I’ll tell you this, once you start looking at things from a new perspective, a funny thing happens, your perspective changes. Things you took for granted or overlooked take on a significance formerly undiscovered and previously held constructs shift, some imperceptibly, some monumentally. It should make for interesting sledding once I’ve slayed this dragon, to see if I have changed, how it impacts the rest of my life. OR is this a case of “please god, make me OK and I’ll never do it again” then as soon as the crisis passes I instantly go back to my old ways…. pork rinds, Jerry springer, Budweiser, white tank-tops, stained boxers and hitting my old-lady cause she burned the meat-loaf…
We’ll see….
Have a Great Day.
Do you feel you were a bad person before, and simply are not now for lack of mobility? What about being afraid of this makes you less brave in the face of it?
I believe it is impossible not to be changed by every thing that happens in life — the more dramatic the harder the lesson perhaps.

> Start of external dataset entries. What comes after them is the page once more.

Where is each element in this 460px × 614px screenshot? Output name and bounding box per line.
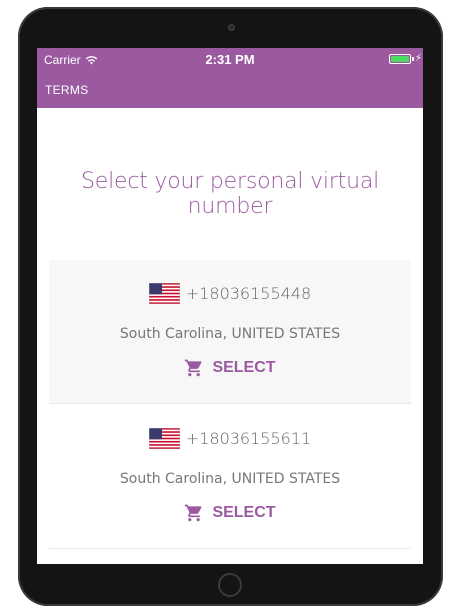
select-label: SELECT <box>212 504 276 521</box>
home-button[interactable] <box>218 573 242 597</box>
shopping-cart-icon <box>185 359 202 377</box>
battery-icon <box>389 54 411 64</box>
status-bar: Carrier 2:31 PM ⚡ <box>37 48 423 70</box>
select-number-button[interactable]: SELECT <box>49 358 411 378</box>
charging-bolt-icon: ⚡ <box>414 53 422 64</box>
app-screen: Carrier 2:31 PM ⚡ TERMS Select your pers… <box>37 48 423 564</box>
content-area: Select your personal virtual number +180… <box>37 108 423 564</box>
page-title: Select your personal virtual number <box>80 169 380 219</box>
us-flag-icon <box>148 428 180 449</box>
status-time: 2:31 PM <box>205 52 255 67</box>
number-card-1: +18036155448 South Carolina, UNITED STAT… <box>49 260 411 404</box>
terms-button[interactable]: TERMS <box>45 83 89 97</box>
ipad-device-frame: Carrier 2:31 PM ⚡ TERMS Select your pers… <box>18 7 443 606</box>
app-header: Carrier 2:31 PM ⚡ TERMS <box>37 48 423 108</box>
phone-number: +18036155448 <box>185 284 312 303</box>
phone-number: +18036155611 <box>185 429 312 448</box>
number-row: +18036155611 <box>49 428 411 449</box>
battery-level-fill <box>391 56 409 62</box>
number-location: South Carolina, UNITED STATES <box>119 471 341 487</box>
us-flag-icon <box>148 283 180 304</box>
select-label: SELECT <box>212 359 276 376</box>
number-card-2: +18036155611 South Carolina, UNITED STAT… <box>49 405 411 549</box>
number-row: +18036155448 <box>49 283 411 304</box>
number-location: South Carolina, UNITED STATES <box>119 326 341 342</box>
camera-icon <box>228 24 235 31</box>
select-number-button[interactable]: SELECT <box>49 503 411 523</box>
shopping-cart-icon <box>185 504 202 522</box>
battery-tip <box>412 57 414 61</box>
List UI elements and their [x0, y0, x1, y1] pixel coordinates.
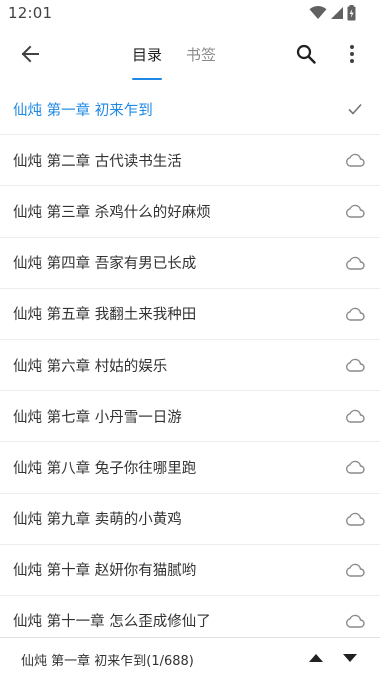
- battery-icon: [347, 5, 356, 21]
- cloud-icon: [344, 562, 366, 578]
- status-bar: 12:01: [0, 0, 380, 26]
- chapter-item[interactable]: 仙炖 第九章 卖萌的小黄鸡: [0, 494, 380, 545]
- chapter-item[interactable]: 仙炖 第八章 兔子你往哪里跑: [0, 442, 380, 494]
- chapter-item[interactable]: 仙炖 第四章 吾家有男已长成: [0, 238, 380, 289]
- tab-contents[interactable]: 目录: [120, 26, 174, 82]
- tab-bookmarks[interactable]: 书签: [174, 26, 228, 82]
- chapter-title: 仙炖 第八章 兔子你往哪里跑: [13, 460, 197, 477]
- chapter-title: 仙炖 第二章 古代读书生活: [13, 153, 182, 170]
- chapter-title: 仙炖 第三章 杀鸡什么的好麻烦: [13, 204, 211, 221]
- tab-bar: 目录 书签: [120, 26, 228, 82]
- chapter-list: 仙炖 第一章 初来乍到 仙炖 第二章 古代读书生活 仙炖 第三章 杀鸡什么的好麻…: [0, 84, 380, 648]
- chapter-title: 仙炖 第一章 初来乍到: [13, 102, 153, 119]
- bottom-bar: 仙炖 第一章 初来乍到(1/688): [0, 637, 380, 676]
- chapter-title: 仙炖 第十章 赵妍你有猫腻哟: [13, 563, 197, 580]
- more-options-button[interactable]: [332, 32, 372, 76]
- chapter-title: 仙炖 第四章 吾家有男已长成: [13, 256, 197, 273]
- status-time: 12:01: [8, 4, 53, 22]
- cloud-icon: [344, 306, 366, 322]
- cloud-icon: [344, 511, 366, 527]
- arrow-left-icon: [21, 45, 39, 63]
- cloud-icon: [344, 152, 366, 168]
- cloud-icon: [344, 255, 366, 271]
- chapter-title: 仙炖 第九章 卖萌的小黄鸡: [13, 512, 182, 529]
- search-button[interactable]: [284, 32, 328, 76]
- cloud-icon: [344, 408, 366, 424]
- back-button[interactable]: [8, 32, 52, 76]
- chapter-item[interactable]: 仙炖 第二章 古代读书生活: [0, 135, 380, 187]
- cloud-icon: [344, 459, 366, 475]
- cloud-icon: [344, 613, 366, 629]
- chapter-item[interactable]: 仙炖 第六章 村姑的娱乐: [0, 340, 380, 392]
- chapter-title: 仙炖 第五章 我翻土来我种田: [13, 307, 197, 324]
- app-bar: 目录 书签: [0, 26, 380, 82]
- search-icon: [296, 44, 316, 64]
- chapter-item[interactable]: 仙炖 第一章 初来乍到: [0, 84, 380, 136]
- cloud-icon: [344, 203, 366, 219]
- chapter-item[interactable]: 仙炖 第十章 赵妍你有猫腻哟: [0, 545, 380, 596]
- signal-icon: [331, 7, 343, 19]
- chapter-item[interactable]: 仙炖 第三章 杀鸡什么的好麻烦: [0, 186, 380, 238]
- cloud-icon: [344, 357, 366, 373]
- chapter-title: 仙炖 第六章 村姑的娱乐: [13, 358, 168, 375]
- more-vertical-icon: [350, 45, 354, 63]
- chapter-title: 仙炖 第七章 小丹雪一日游: [13, 409, 182, 426]
- scroll-to-top-button[interactable]: [304, 646, 328, 670]
- chapter-title: 仙炖 第十一章 怎么歪成修仙了: [13, 614, 211, 631]
- chapter-item[interactable]: 仙炖 第七章 小丹雪一日游: [0, 391, 380, 443]
- scroll-to-bottom-button[interactable]: [338, 646, 362, 670]
- wifi-icon: [309, 6, 327, 19]
- triangle-up-icon: [309, 654, 323, 662]
- check-icon: [344, 101, 366, 117]
- reading-progress: 仙炖 第一章 初来乍到(1/688): [21, 654, 194, 669]
- status-icons: [309, 4, 356, 22]
- triangle-down-icon: [343, 654, 357, 662]
- chapter-item[interactable]: 仙炖 第五章 我翻土来我种田: [0, 289, 380, 340]
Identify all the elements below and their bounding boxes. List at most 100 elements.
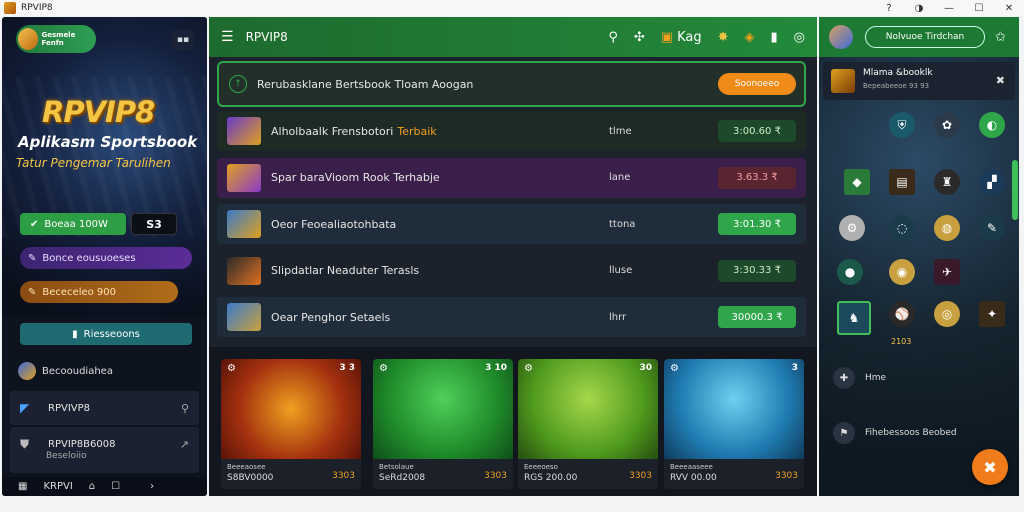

Overall the experience is crap. I hope for you is a better future because of it.
Playing hardball eh?!
No I don’t think I was a bad person just sort of a floating passenger. It’s like, I feel 25, but I’m not – where have those intervening 15 years gone? What are my accomplishments, contributions… … I’m not saying my lack of mobility has made me a better person, just given me the opportunity to explore exactly what kind of person. How I can be better, make my little corner mean something more than, credit card debt and a bunch of stuff I own. You could certainly point to the positive impact I’ve had and made with my kids, because of that I’m certain – I am one fan-freakin-tastic dad. But beyond that… what is there?
As to my being afraid, I suppose I need to re-calibrate my definition of bravery – in my mind it’s still, being terrified of doing something, realizing the dire consequences and doing it anyway… rushing into a burning building, jumping into a raging river etc etc to me, you have every right to feel brave after an escapade like that, you faced danger, you knew it was dangerous and yet, when faced with the option of not doing it – you still choose to rush in…
Whereas calling me brave, to me, feels less brave and more simply resigned to doing what I’m told, go here, have this procedure, take these meds – yes it’s dangerous, yes I know it’s dangerous but what is my option, I’d be an idiot to tell the doctors to go jump in a lake. I don’t feel brave because essentially, I have no choice. Which is why I said maybe I need to re-evaluate my definition. I suppose there is a certain amount of bravery in facing my situation and still trying to remain positive & hopeful. I’ve always thought there would be a certain amount of chest puffing bravado where bravery is concerned and that, I just don’t feel.
I agree whole-heartedly with you about the events in our life being life-changing, seems to me, that’s the point….
Thank you for your thoughtful reply, I hope we all have a better future to look forward to…….
Hola Chris,
Sorry if I came across as harsh but it sounded as though you were bring to hard on yourself. Not that it’s a bad thing to do through life but in excess it bothers me. We are all who we are in essence and finding that and nurturing the goodness is it’s purpose. Anything else is like a rocking chair — your doing something but your not getting anywhere.
That’s fantastic that you are a good father to your children. As for what else there is building new habits and breaking down old ones are a great way to spend down time. I preach a lot but it’s something I do myself (some days more successfully than others) and it brings me happiness.
That’s a very macho ideal of bravery. I completely agree with the rest you’ve said there.